Warning – this one might offend.
Dear woman, come here and shake your booty,
No more notions or sensibilities for you,
Kitchen, bedroom, having babies is your duty
Abortion is now taboo.
For man has his urges,
And they must be satisfied.
What? You don’t want to,
My dear woman, man cannot be denied.
You want a career, you want to earn money,
Please dear, this is all getting so very funny.
Now come here darling, let’s make whoopie,
You’ve got a gun; you’re going to shoot me?

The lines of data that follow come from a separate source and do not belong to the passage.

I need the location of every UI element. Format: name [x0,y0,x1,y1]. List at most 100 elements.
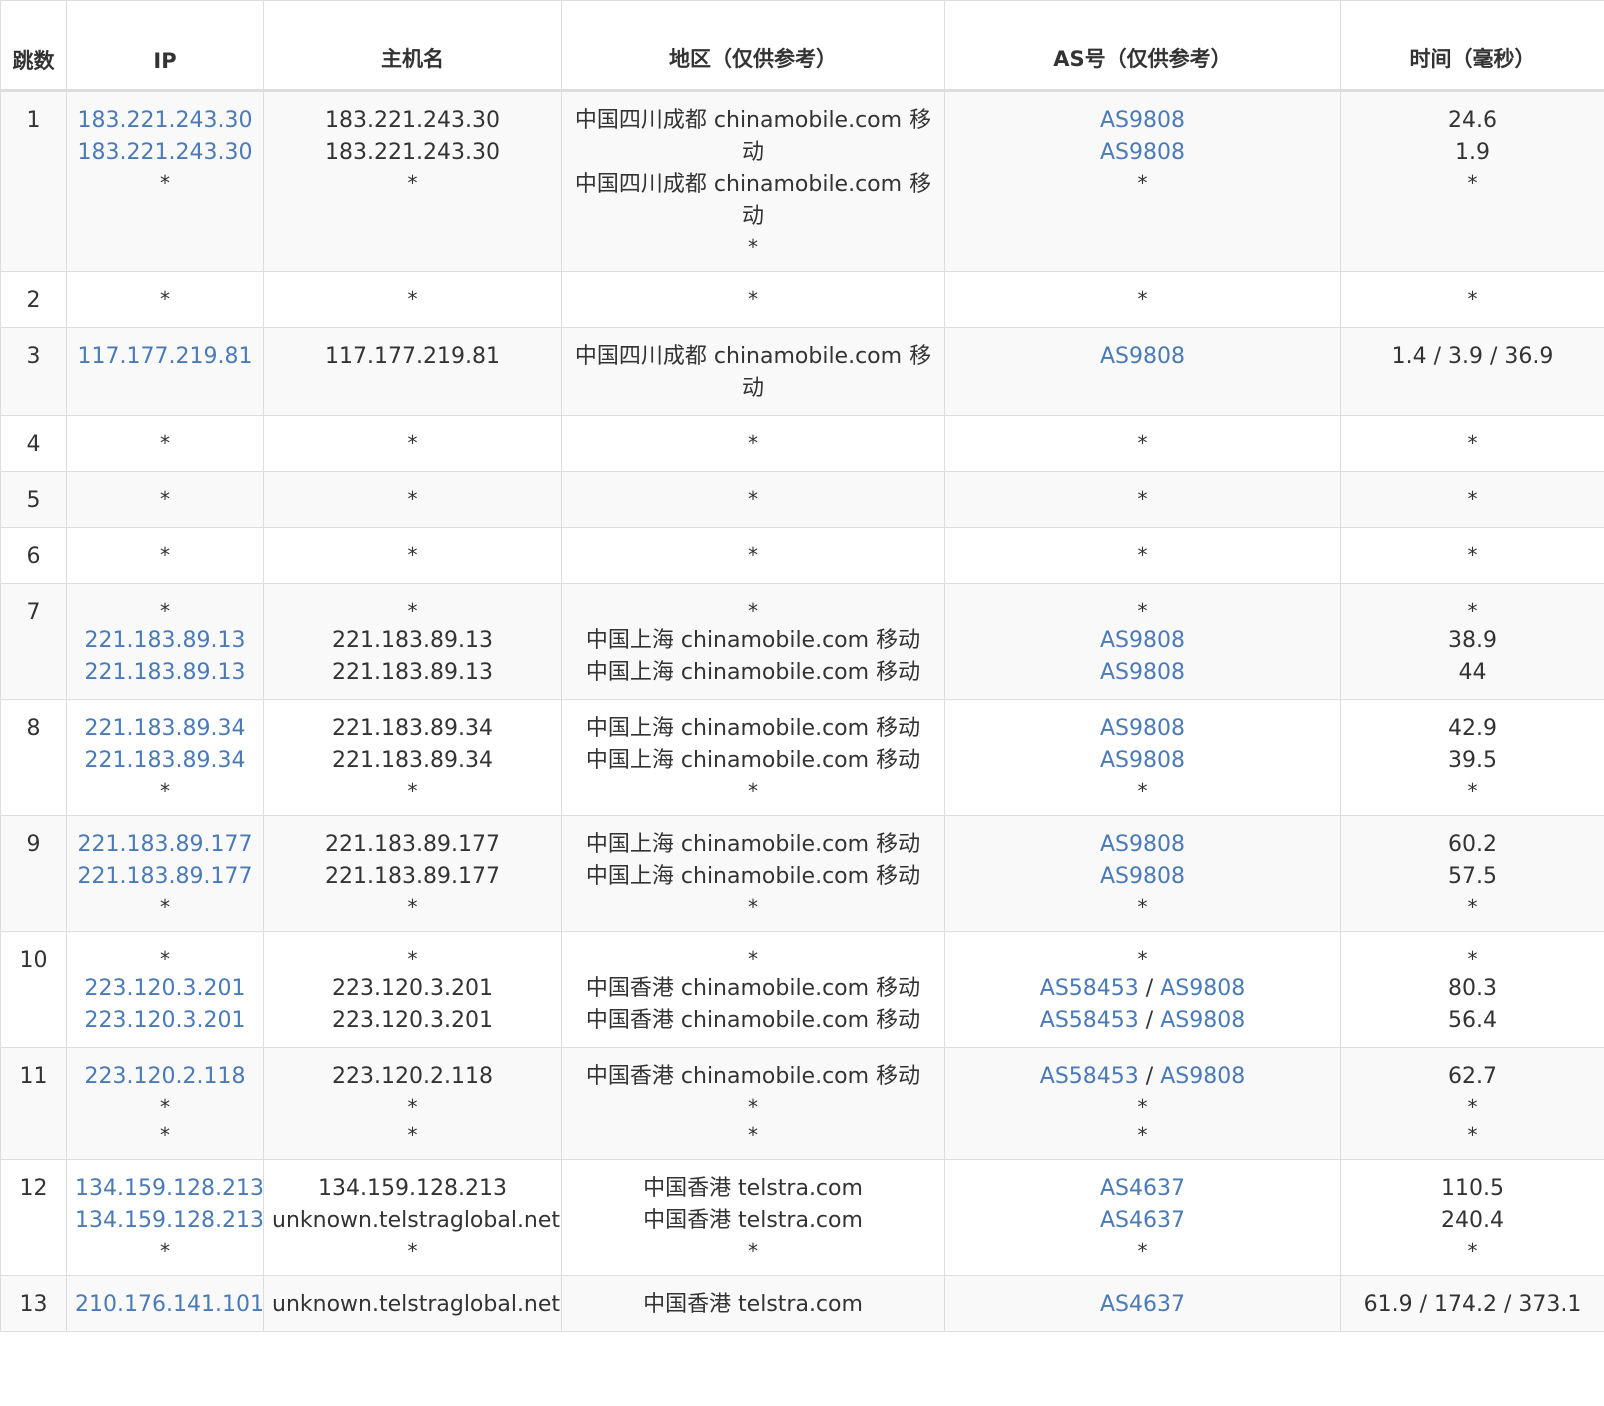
no-response-marker: * [1137,599,1148,623]
ip-link[interactable]: 210.176.141.101 [75,1292,264,1317]
location-cell: * 中国上海 chinamobile.com 移动 中国上海 chinamobile… [561,583,945,700]
location-text: 中国上海 chinamobile.com 移动 [585,748,921,773]
time-text: 1.9 [1455,140,1490,165]
no-response-marker: * [407,543,418,567]
ip-link[interactable]: 183.221.243.30 [78,140,253,165]
ip-link-line: 221.183.89.34 [75,713,255,745]
no-response-marker: * [407,779,418,803]
asn-link[interactable]: AS9808 [1100,864,1185,889]
asn-link[interactable]: AS9808 [1100,344,1185,369]
no-response-marker: * [1467,599,1478,623]
ip-cell: * [66,471,264,528]
ip-link-line: 223.120.3.201 [75,973,255,1005]
hostname-cell: 221.183.89.34 221.183.89.34 * [263,699,562,816]
asn-link[interactable]: AS9808 [1100,628,1185,653]
asn-link[interactable]: AS9808 [1100,748,1185,773]
asn-link[interactable]: AS9808 [1100,832,1185,857]
ip-link[interactable]: 223.120.3.201 [85,1008,246,1033]
ip-link[interactable]: 221.183.89.34 [85,748,246,773]
asn-cell: AS9808 AS9808 * [944,699,1341,816]
ip-link[interactable]: 223.120.2.118 [85,1064,246,1089]
ip-link[interactable]: 223.120.3.201 [85,976,246,1001]
asn-link[interactable]: AS58453 [1040,976,1139,1001]
asn-link[interactable]: AS9808 [1100,140,1185,165]
location-cell: 中国香港 telstra.com 中国香港 telstra.com * [561,1159,945,1276]
asn-link[interactable]: AS9808 [1160,1008,1245,1033]
time-cell: 24.6 1.9 * [1340,90,1604,272]
asn-link[interactable]: AS58453 [1040,1064,1139,1089]
asn-line: AS9808 [953,105,1332,137]
time-text: 61.9 / 174.2 / 373.1 [1363,1292,1582,1317]
time-text: 60.2 [1448,832,1497,857]
ip-link[interactable]: 221.183.89.13 [85,628,246,653]
location-text: 中国香港 chinamobile.com 移动 [585,1064,921,1089]
ip-cell: 183.221.243.30 183.221.243.30 * [66,90,264,272]
ip-link[interactable]: 134.159.128.213 [75,1208,264,1233]
asn-cell: AS9808 [944,327,1341,416]
hostname-text: 183.221.243.30 [325,140,500,165]
hostname-text: 221.183.89.177 [325,832,500,857]
asn-cell: AS9808 AS9808 * [944,90,1341,272]
asn-link[interactable]: AS4637 [1100,1208,1185,1233]
location-cell: 中国上海 chinamobile.com 移动 中国上海 chinamobile.… [561,699,945,816]
ip-link[interactable]: 183.221.243.30 [78,108,253,133]
no-response-marker: * [1137,895,1148,919]
hop-row: 5 * * * * * [0,471,1604,528]
time-text: 38.9 [1448,628,1497,653]
hop-row: 3 117.177.219.81 117.177.219.81 中国四川成都 chin… [0,327,1604,416]
ip-link[interactable]: 221.183.89.34 [85,716,246,741]
location-cell: 中国四川成都 chinamobile.com 移动 中国四川成都 chinamob… [561,90,945,272]
ip-link[interactable]: 134.159.128.213 [75,1176,264,1201]
no-response-marker: * [160,779,170,803]
no-response-marker: * [160,947,170,971]
no-response-marker: * [1467,1095,1478,1119]
asn-line: AS9808 [953,137,1332,169]
no-response-marker: * [160,1239,170,1263]
ip-link[interactable]: 221.183.89.177 [78,864,253,889]
hostname-cell: * [263,527,562,584]
no-response-marker: * [407,1239,418,1263]
asn-link[interactable]: AS9808 [1100,716,1185,741]
hostname-text: 223.120.3.201 [332,1008,493,1033]
ip-link-line: 221.183.89.177 [75,861,255,893]
traceroute-table: 跳数 IP 主机名 地区（仅供参考） AS号（仅供参考） 时间（毫秒） 1 183… [0,0,1604,1332]
time-text: 44 [1458,660,1487,685]
no-response-marker: * [1467,779,1478,803]
hop-row: 2 * * * * * [0,271,1604,328]
hop-row: 4 * * * * * [0,415,1604,472]
asn-link[interactable]: AS9808 [1160,1064,1245,1089]
no-response-marker: * [407,431,418,455]
location-text: 中国上海 chinamobile.com 移动 [585,628,921,653]
hostname-text: 221.183.89.34 [332,716,493,741]
hop-number: 7 [0,583,67,700]
asn-link[interactable]: AS9808 [1100,108,1185,133]
time-cell: * [1340,271,1604,328]
no-response-marker: * [160,171,170,195]
asn-link[interactable]: AS9808 [1160,976,1245,1001]
ip-link[interactable]: 221.183.89.13 [85,660,246,685]
no-response-marker: * [1467,1123,1478,1147]
header-location: 地区（仅供参考） [561,0,945,92]
time-text: 42.9 [1448,716,1497,741]
asn-link[interactable]: AS9808 [1100,660,1185,685]
asn-link[interactable]: AS58453 [1040,1008,1139,1033]
time-cell: 61.9 / 174.2 / 373.1 [1340,1275,1604,1332]
hop-number: 13 [0,1275,67,1332]
ip-link[interactable]: 117.177.219.81 [78,344,253,369]
hop-row: 6 * * * * * [0,527,1604,584]
header-row: 跳数 IP 主机名 地区（仅供参考） AS号（仅供参考） 时间（毫秒） [0,0,1604,92]
no-response-marker: * [748,599,758,623]
no-response-marker: * [407,487,418,511]
asn-link[interactable]: AS4637 [1100,1176,1185,1201]
hop-number: 5 [0,471,67,528]
asn-link[interactable]: AS4637 [1100,1292,1185,1317]
ip-cell: * 223.120.3.201 223.120.3.201 [66,931,264,1048]
ip-link-line: 134.159.128.213 [75,1173,264,1205]
asn-cell: AS4637 [944,1275,1341,1332]
no-response-marker: * [748,487,758,511]
ip-link[interactable]: 221.183.89.177 [78,832,253,857]
ip-cell: 117.177.219.81 [66,327,264,416]
location-cell: 中国四川成都 chinamobile.com 移动 [561,327,945,416]
time-text: 80.3 [1448,976,1497,1001]
no-response-marker: * [407,599,418,623]
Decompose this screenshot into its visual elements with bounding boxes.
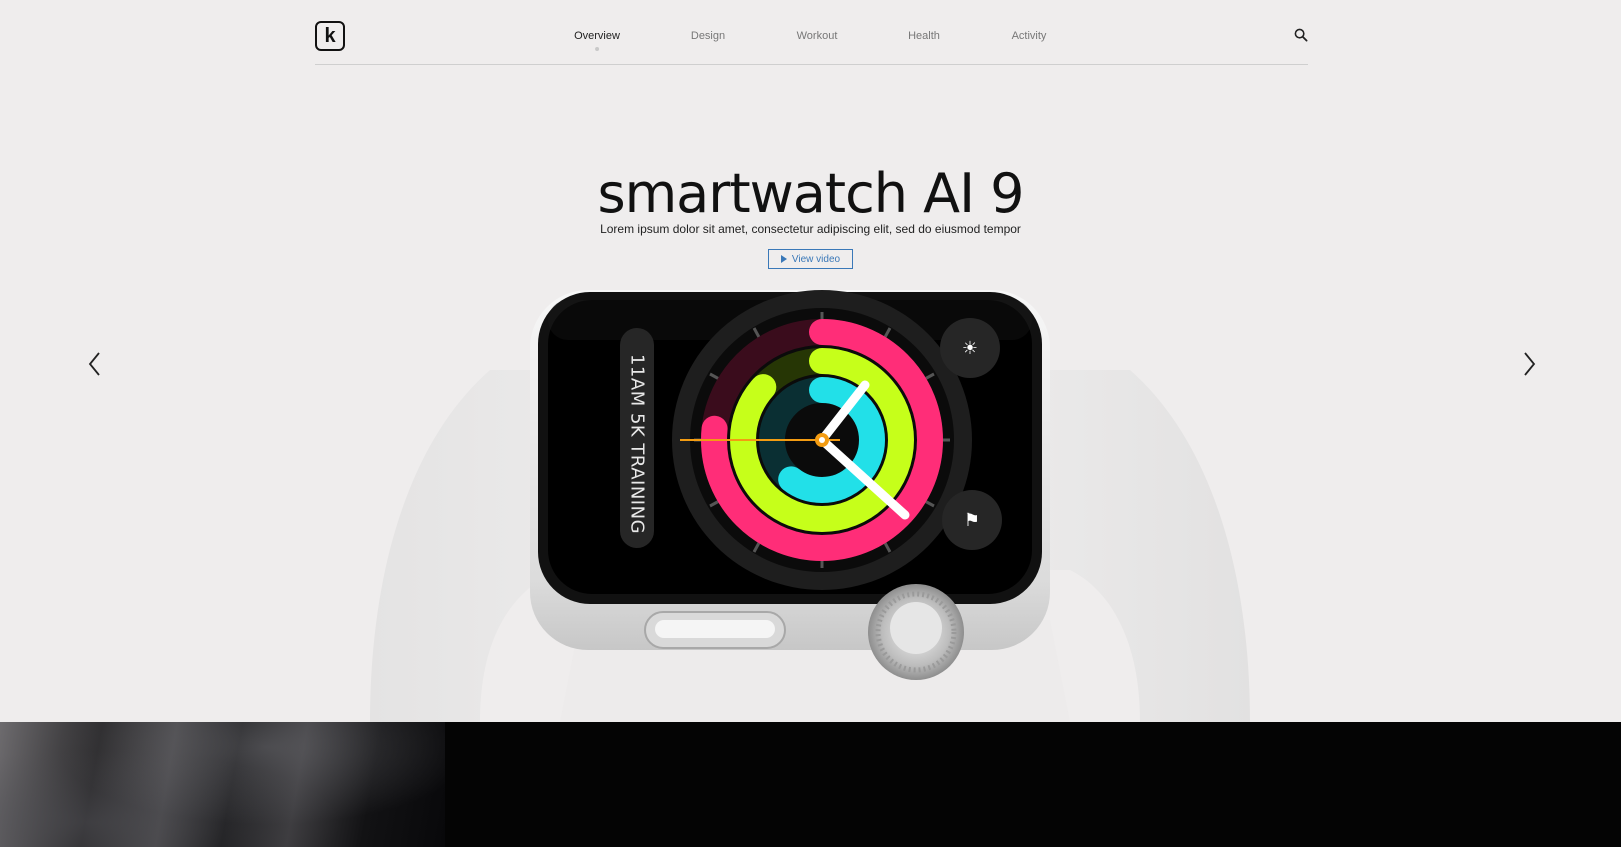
- nav-item-label: Activity: [1011, 30, 1047, 42]
- bell-icon: ☀: [961, 338, 979, 358]
- nav-item-workout[interactable]: Workout: [797, 30, 838, 42]
- nav-item-activity[interactable]: Activity: [1012, 30, 1047, 42]
- section-background-image: [0, 722, 445, 847]
- nav-item-label: Workout: [796, 30, 838, 42]
- search-icon[interactable]: [1294, 28, 1308, 42]
- chevron-left-icon[interactable]: [86, 350, 104, 378]
- nav-item-design[interactable]: Design: [691, 30, 725, 42]
- watch-complication-text: 11AM 5K TRAINING: [626, 353, 648, 535]
- next-section: [0, 722, 1621, 847]
- play-icon: [780, 255, 787, 263]
- product-page: k Overview Design Workout Health Activit…: [0, 0, 1621, 847]
- page-title: smartwatch AI 9: [597, 162, 1024, 226]
- nav-item-overview[interactable]: Overview: [574, 30, 620, 51]
- nav-item-label: Overview: [574, 30, 620, 42]
- site-header: k Overview Design Workout Health Activit…: [315, 18, 1308, 65]
- view-video-button[interactable]: View video: [768, 249, 853, 269]
- hero-subtitle: Lorem ipsum dolor sit amet, consectetur …: [600, 222, 1021, 236]
- active-indicator: [595, 47, 599, 51]
- nav-item-label: Health: [908, 30, 940, 42]
- smartwatch-image: [370, 290, 1250, 722]
- run-icon: ⚑: [963, 510, 981, 530]
- nav-item-label: Design: [690, 30, 726, 42]
- chevron-right-icon[interactable]: [1520, 350, 1538, 378]
- nav-item-health[interactable]: Health: [908, 30, 940, 42]
- main-nav: Overview Design Workout Health Activity: [315, 30, 1308, 51]
- view-video-label: View video: [791, 253, 841, 265]
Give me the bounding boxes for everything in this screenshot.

But dear you can’t, it’s a crime.
What? Your rights as a woman aren’t protected,
But you, and the NRA,
Will always have the second amendment
In Swift’s “A Modest Proposal,” the writer uses sarcasm, satire, and wit to create a memorable plan to improve the famine in Ireland. He suggests that the poorest families sell their children as a source of food for the wealthy English. Throughout, he uses his wit to mock and parody the English who pretend to care about the crisis but never do anything about it. Consider this quote from the literary work:
I have been assured by a very knowing American of my acquaintance in London, that a young healthy child well nursed, is, at a year old, a most delicious nourishing and wholesome food, whether stewed, roasted, baked, or boiled; and I make no doubt that it will equally serve in a fricasie, or a ragoust.
Swift is not seriously proposing that people eat children. But, by creating such a shocking work of literature, he’s able to draw attention to the issue of poverty and famine in Ireland, as well as to those who have the ability to do something about it but refuse to.